This presentation considers the benefits of the Lord’s Supper for a believer and proposes a paradigm for better understanding and promoting those benefits.
It does so by situating two paradigms of influence—external and internal. The first paradigm, the Roman Catholic paradigm of ex opere operato, emphasizes the efficacious nature of the external elements upon the partaker, identifying the elements as instrumental causes of grace. The presentation traces ex opera operato from the Donatist Controversy and Augustine through the Council of Trent. Protestants argued against this view (e.g., Westminster Confession, Ch 27, Art. 3; and Article 26 of the Church of England’s Thirty-Nine Articles). Some insisted on a second paradigm, that internal faith and cognition were needed prerequisites to receive the benefits of the Supper, which were primarily a greater comprehension of salvation. But this insistence opened the Protestants (especially evangelicals) to the criticism that emphasizing the individual’s faith rendered the Lord’s Supper too subjective.
These two positions—belief that the benefits of the Lord’s Supper either came externally through the elements, or they were formed internally through an individual’s comprehension—form two competing camps. While few held to these extremes, navigating the treacherous terrain between leaves evangelicals more comfortable via negativa—explaining what’s not happening at the table rather than what actually happens.
This treacherous navigation has been exacerbated by an escalation of “sacramental” language.
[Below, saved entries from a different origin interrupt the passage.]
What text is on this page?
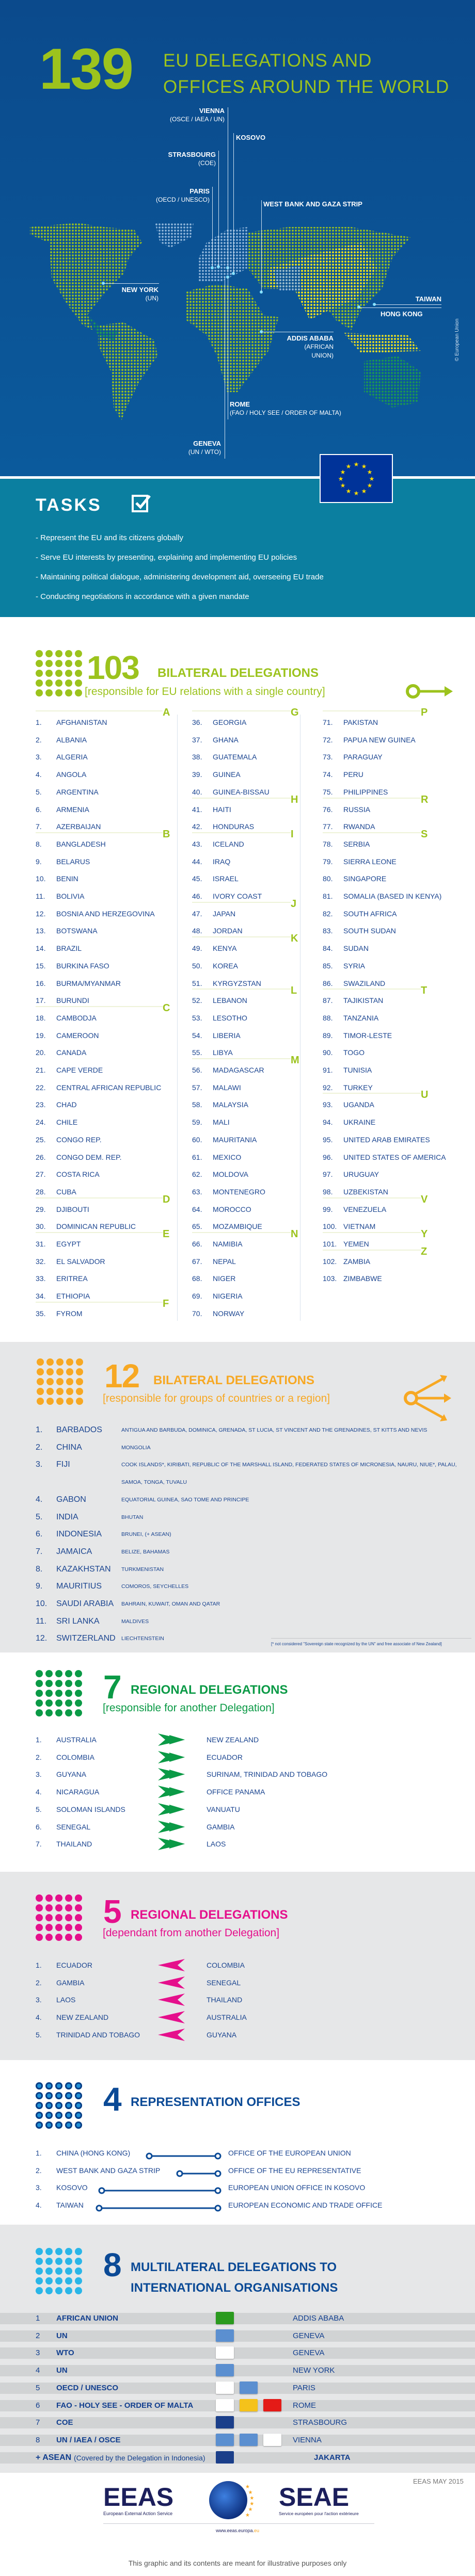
139 EU DELEGATIONS AND
OFFICES AROUND THE WORLD
VIENNA
(OSCE / IAEA / UN)
KOSOVO
STRASBOURG
(COE)
PARIS
(OECD / UNESCO)
WEST BANK AND GAZA STRIP
NEW YORK
(UN)	TAIWAN
HONG KONG
ADDIS ABABA
(AFRICAN
UNION)
ROME
(FAO / HOLY SEE / ORDER OF MALTA)
GENEVA
(UN / WTO)
© European Union
★ ★
★
★
★
★
★
★
★
★
★
★
TASKS
- Represent the EU and its citizens globally
- Serve EU interests by presenting, explaining and implementing EU policies
- Maintaining political dialogue, administering development aid, overseeing EU trade
- Conducting negotiations in accordance with a given mandate
103 BILATERAL DELEGATIONS
[responsible for EU relations with a single country]
12 BILATERAL DELEGATIONS
[responsible for groups of countries or a region]
[* not considered "Sovereign state recognized by the UN" and free associate of New Zealand]
7 REGIONAL DELEGATIONS
[responsible for another Delegation]
5 REGIONAL DELEGATIONS
[dependant from another Delegation]
4 REPRESENTATION OFFICES
8 MULTILATERAL DELEGATIONS TO
INTERNATIONAL ORGANISATIONS
EEAS MAY 2015
EEAS
European External Action Service
★
★
★
★
★
★
SEAE
Service européen pour l'action extérieure
www.eeas.europa.eu
This graphic and its contents are meant for illustrative purposes only
1. AFGHANISTAN
A
2. ALBANIA
3. ALGERIA
4. ANGOLA
5. ARGENTINA
6. ARMENIA
7. AZERBAIJAN
8. BANGLADESH
B
9. BELARUS
10. BENIN
11. BOLIVIA
12. BOSNIA AND HERZEGOVINA
13. BOTSWANA
14. BRAZIL
15. BURKINA FASO
16. BURMA/MYANMAR
17. BURUNDI
18. CAMBODJA
C
19. CAMEROON
20. CANADA
21. CAPE VERDE
22. CENTRAL AFRICAN REPUBLIC
23. CHAD
24. CHILE
25. CONGO REP.
26. CONGO DEM. REP.
27. COSTA RICA
28. CUBA
29. DJIBOUTI
D
30. DOMINICAN REPUBLIC
31. EGYPT
E
32. EL SALVADOR
33. ERITREA
34. ETHIOPIA
35. FYROM
F
36. GEORGIA
G
37. GHANA
38. GUATEMALA
39. GUINEA
40. GUINEA-BISSAU
41. HAITI
H
42. HONDURAS
43. ICELAND
I
44. IRAQ
45. ISRAEL
46. IVORY COAST
47. JAPAN
J
48. JORDAN
49. KENYA
K
50. KOREA
51. KYRGYZSTAN
52. LEBANON
L
53. LESOTHO
54. LIBERIA
55. LIBYA
56. MADAGASCAR
M
57. MALAWI
58. MALAYSIA
59. MALI
60. MAURITANIA
61. MEXICO
62. MOLDOVA
63. MONTENEGRO
64. MOROCCO
65. MOZAMBIQUE
66. NAMIBIA
N
67. NEPAL
68. NIGER
69. NIGERIA
70. NORWAY
71. PAKISTAN
P
72. PAPUA NEW GUINEA
73. PARAGUAY
74. PERU
75. PHILIPPINES
76. RUSSIA
R
77. RWANDA
78. SERBIA
S
79. SIERRA LEONE
80. SINGAPORE
81. SOMALIA (BASED IN KENYA)
82. SOUTH AFRICA
83. SOUTH SUDAN
84. SUDAN
85. SYRIA
86. SWAZILAND
87. TAJIKISTAN
T
88. TANZANIA
89. TIMOR-LESTE
90. TOGO
91. TUNISIA
92. TURKEY
93. UGANDA
U
94. UKRAINE
95. UNITED ARAB EMIRATES
96. UNITED STATES OF AMERICA
97. URUGUAY
98. UZBEKISTAN
99. VENEZUELA
V
100. VIETNAM
101. YEMEN
Y
102. ZAMBIA
Z
103. ZIMBABWE
1. BARBADOS	ANTIGUA AND BARBUDA, DOMINICA, GRENADA, ST LUCIA, ST VINCENT AND THE GRENADINES, ST KITTS AND NEVIS
2. CHINA	MONGOLIA
3. FIJI	COOK ISLANDS*, KIRIBATI, REPUBLIC OF THE MARSHALL ISLAND, FEDERATED STATES OF MICRONESIA, NAURU, NIUE*, PALAU,
SAMOA, TONGA, TUVALU
4. GABON	EQUATORIAL GUINEA, SAO TOME AND PRINCIPE
5. INDIA	BHUTAN
6. INDONESIA	BRUNEI, (+ ASEAN)
7. JAMAICA	BELIZE, BAHAMAS
8. KAZAKHSTAN TURKMENISTAN
9. MAURITIUS	COMOROS, SEYCHELLES
10. SAUDI ARABIA BAHRAIN, KUWAIT, OMAN AND QATAR
11. SRI LANKA	MALDIVES
12. SWITZERLAND LIECHTENSTEIN
1. AUSTRALIA	NEW ZEALAND
2. COLOMBIA	ECUADOR
3. GUYANA	SURINAM, TRINIDAD AND TOBAGO
4. NICARAGUA	OFFICE PANAMA
5. SOLOMAN ISLANDS	VANUATU
6. SENEGAL	GAMBIA
7. THAILAND	LAOS
1. ECUADOR	COLOMBIA
2. GAMBIA	SENEGAL
3. LAOS	THAILAND
4. NEW ZEALAND	AUSTRALIA
5. TRINIDAD AND TOBAGO	GUYANA
1. CHINA (HONG KONG)	OFFICE OF THE EUROPEAN UNION
2. WEST BANK AND GAZA STRIP	OFFICE OF THE EU REPRESENTATIVE
3. KOSOVO	EUROPEAN UNION OFFICE IN KOSOVO
4. TAIWAN	EUROPEAN ECONOMIC AND TRADE OFFICE
1 AFRICAN UNION	ADDIS ABABA
2 UN	GENEVA
3 WTO	GENEVA
4 UN	NEW YORK
5 OECD / UNESCO	PARIS
6 FAO - HOLY SEE - ORDER OF MALTA	ROME
7 COE	STRASBOURG
8 UN / IAEA / OSCE	VIENNA
+ ASEAN (Covered by the Delegation in Indonesia)	JAKARTA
As western culture skews increasingly toward materialistic naturalism, what Charles Taylor calls an “imminent frame,” the pull to “re-enchant” the world has increasingly used sacramental language. While this strategy may help a secular world recognize the transcendent, it muddles rather than clarifies the liturgical work of Christians at church.
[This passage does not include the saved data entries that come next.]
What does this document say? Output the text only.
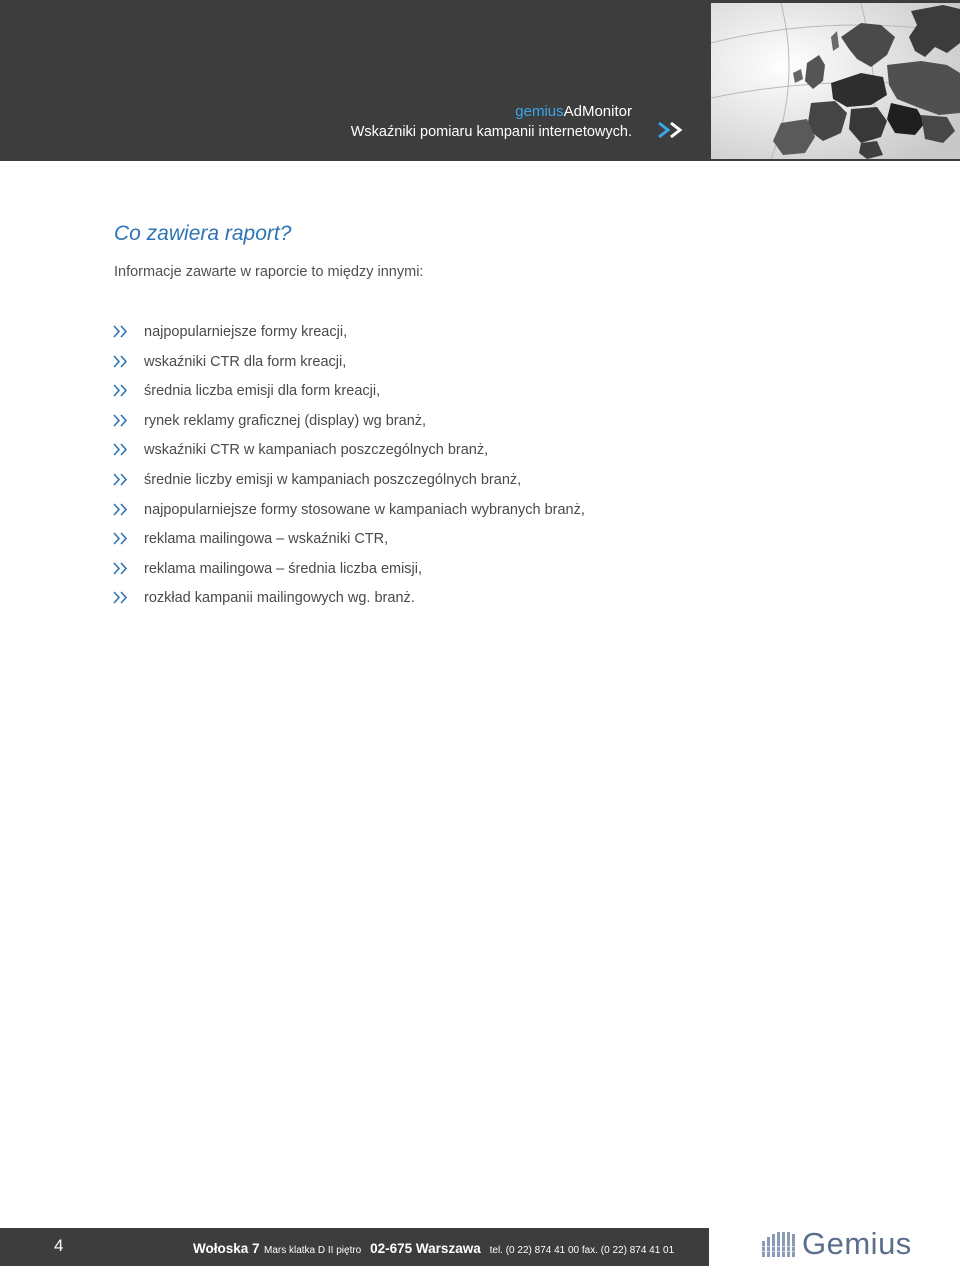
gemiusAdMonitor
Wskaźniki pomiaru kampanii internetowych.
Co zawiera raport?
Informacje zawarte w raporcie to między innymi:
najpopularniejsze formy kreacji,
wskaźniki CTR dla form kreacji,
średnia liczba emisji dla form kreacji,
rynek reklamy graficznej (display) wg branż,
wskaźniki CTR w kampaniach poszczególnych branż,
średnie liczby emisji w kampaniach poszczególnych branż,
najpopularniejsze formy stosowane w kampaniach wybranych branż,
reklama mailingowa – wskaźniki CTR,
reklama mailingowa – średnia liczba emisji,
rozkład kampanii mailingowych wg. branż.
4	Wołoska 7 Mars klatka D II piętro 02-675 Warszawa tel. (0 22) 874 41 00 fax. (0 22) 874 41 01	Gemius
This paper proposes a robust, low-church map to this topography drawing from the paradigm of “ordinance.” Exploring insights from Peter Leithart, Michael Horton, D. C. Schindler, Hans-Georg Gadamer, Roger Scruton, and Socrates’s conversation with Euthyphro, the paper considers the effects of the Lord’s Supper with the paradigms of beauty, symbol, and authority. It concludes, via media, that the Lord’s Supper (and Baptism) benefit the believer neither through coercive eternal powers, nor autonomous internal consent, but instead through the Spirit’s work to provide aesthetic agreement with Christ’s authority—both true mark and cause of growing Christian faith and discipleship.